Adviser Summer 2018

M any of the business owners we talk to have implemented workplace pensions for their employees but some may have neglected to give proper consideration to their own long term financial security. Some of these business owners may see the value of their business as their pension, as they anticipate selling their business before they retire. But there is an inherent risk to relying solely on the sale of the business, and such a plan should be underwritten by sensible financial planning and adequate pension provision. Such a strategy can present an opportunity for the owner’s pension plan to interact with their business to mitigate tax through remuneration planning, and to provide funding to grow the business and hold property. This balances short term liquidity of the business with long term financial security of its owner. Pension planning for business owners and senior management can involve the creation of either a SIPP (Self-Invested Personal Pension) or a SSAS (Small Self- Administered Scheme). What are the key differences, and is one more advantageous than the other? Both are regulated pension schemes but a SSAS is an occupational pension scheme and a SIPP is a personal pension. SSAS requires a sponsoring employer, and members are usually employees and directors of the sponsoring employer but limited in number. There are a number of other aspects of governance and regulation on scheme trustee duties and investment policies which this article does not consider and independent expert advice should always be taken. A key difference though between a SIPP and a SSAS and one which represents tax planning opportunities is the ability for the SSAS to loan money to its sponsoring employer. Example Terry and his wife June are both 50 and own a company. They are considering an investment in machinery of £200,000 for which the company can pay cash. They each have an income from the company of £75,000 comprising a mixture of dividend and salary.

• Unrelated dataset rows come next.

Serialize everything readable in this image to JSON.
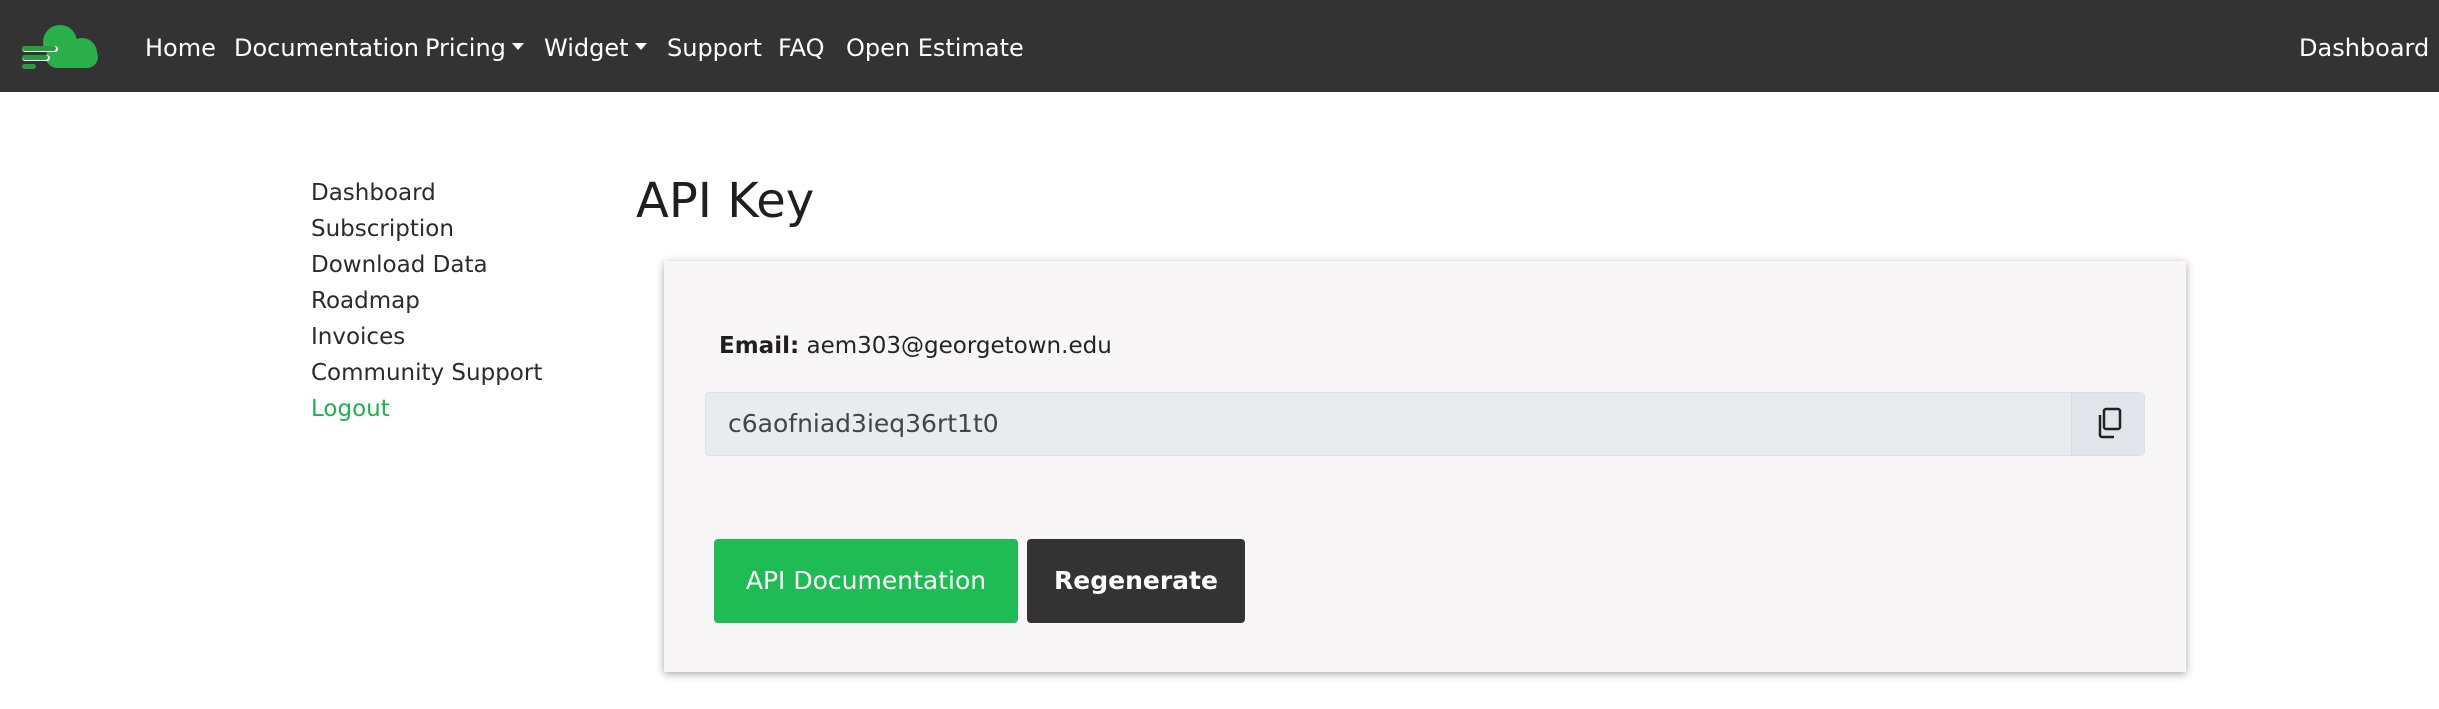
{
  "navbar": {
    "items": [
      {
        "label": "Home"
      },
      {
        "label": "Documentation"
      },
      {
        "label": "Pricing"
      },
      {
        "label": "Widget"
      },
      {
        "label": "Support"
      },
      {
        "label": "FAQ"
      },
      {
        "label": "Open Estimate"
      }
    ],
    "right_label": "Dashboard",
    "logo_colors": {
      "cloud": "#29b04a",
      "stripes": "#2a9a43"
    }
  },
  "sidebar": {
    "items": [
      {
        "label": "Dashboard"
      },
      {
        "label": "Subscription"
      },
      {
        "label": "Download Data"
      },
      {
        "label": "Roadmap"
      },
      {
        "label": "Invoices"
      },
      {
        "label": "Community Support"
      },
      {
        "label": "Logout"
      }
    ]
  },
  "page": {
    "title": "API Key"
  },
  "card": {
    "email_label": "Email:",
    "email_value": "aem303@georgetown.edu",
    "api_key": "c6aofniad3ieq36rt1t0",
    "copy_icon": "copy-icon",
    "docs_button": "API Documentation",
    "regenerate_button": "Regenerate"
  },
  "colors": {
    "navbar_bg": "#333333",
    "accent_green": "#1fbb55",
    "dark_button": "#333333"
  }
}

Overriding any strategy to utilise a pension fund to best effect are the annual pension contribution limits and the lifetime allowance that can apply to members contributions. The annual contribution limit of £40,000 is tapered if income is greater than £150,000 and reduced to £10,000 in the event that income is greater than £210,000. The lifetime allowance is £1,030,000. Unused allowances from the previous three years are available to enable lump sum contributions greater than the annual allowance to be made. A SSAS structured as a defined benefit scheme means the basis of calculating the contribution required to invest in the scheme can differ from a SIPP. The actuarial calculation of the contribution the sponsoring employer can make is based on the pension fund that is required to fund the retirement benefits of the members. The retirement benefit of the member is the part tested against the annual allowance not the contribution paid by the sponsoring employer. This means that the level of contribution might be greater than the annual pension limit of an individual member. This can be advantageous for business owners who may have inadequate pension provision yet enjoy a level of income which restricts their annual pension limit, or a business owner who may have already drawn benefits from a pension scheme which can restrict contributions made to a defined contribution scheme (such as a SIPP) to £4,000 in a tax year. Scrutton Bland have considerable experience in advising SME business owners on this topic. If you are interested in finding out more, please remember that getting expert independent advice is paramount to ensure the right strategy is devised and implemented to take advantage of the most appropriate pension solution for you and your business. Contact Nick Banks on 01473 267073 or nick. banks@scruttonbland.co.uk , or James Wright on 01473 267000 or james.wright@scruttonbland.co.uk

Terry and June currently hold existing pensions totalling £200,000 but have not made pension contributions in recent years, and acknowledge they have inadequate pension funds for their retirement. They are very aware that the machinery purchase will qualify for 100% capital allowance and reduce their company tax bill by £38,000. Pension solution Terry and June could set up a SSAS of which they would be members and their company the sponsoring employer. The company could make an employer contribution of £100,000 each to the SSAS. As an expense to the company, this pension contribution would reduce the company tax bill by £38,000. There are important considerations to ensure that the contribution can be allowed for tax purposes. In addition they can transfer in their existing pension arrangements. The SSAS could then loan the money back (up to 50% of the SSAS net assets) to the company with an appropriate loan agreement requiring security and interest being paid over a fixed term. The company purchases the machinery and secures the capital allowances and therefore a further tax reduction of £38,000. In this example, by using a SSAS, Terry and June have doubled the tax relief they might otherwise have obtained simply by purchasing the machinery. Ownership of company property can be managed in both a SIPP and a SSAS, and it is a very tax efficient model since the rent the business might be paying to a third party landlord can be diverted to the benefit of the owners’ pension fund. Both a SIPP and a SSAS can borrow money of up to 50% of the pension fund, and this can leverage the pension fund to acquire the property, with the ongoing rent servicing the debt. The purchase of commercial property directly affords very limited scope for tax relief, but securing tax relief on pension contributions to fund the acquisition indirectly will enable a tax saving to be made on a major investment. Holding property in a pension fund manages business risk and can protect an asset in the event of business failure. Forward planning may be required, depending on the value of the premises to be acquired, to ensure sufficient contributions can be committed to the pension fund within prevailing limits applicable to pension contributions.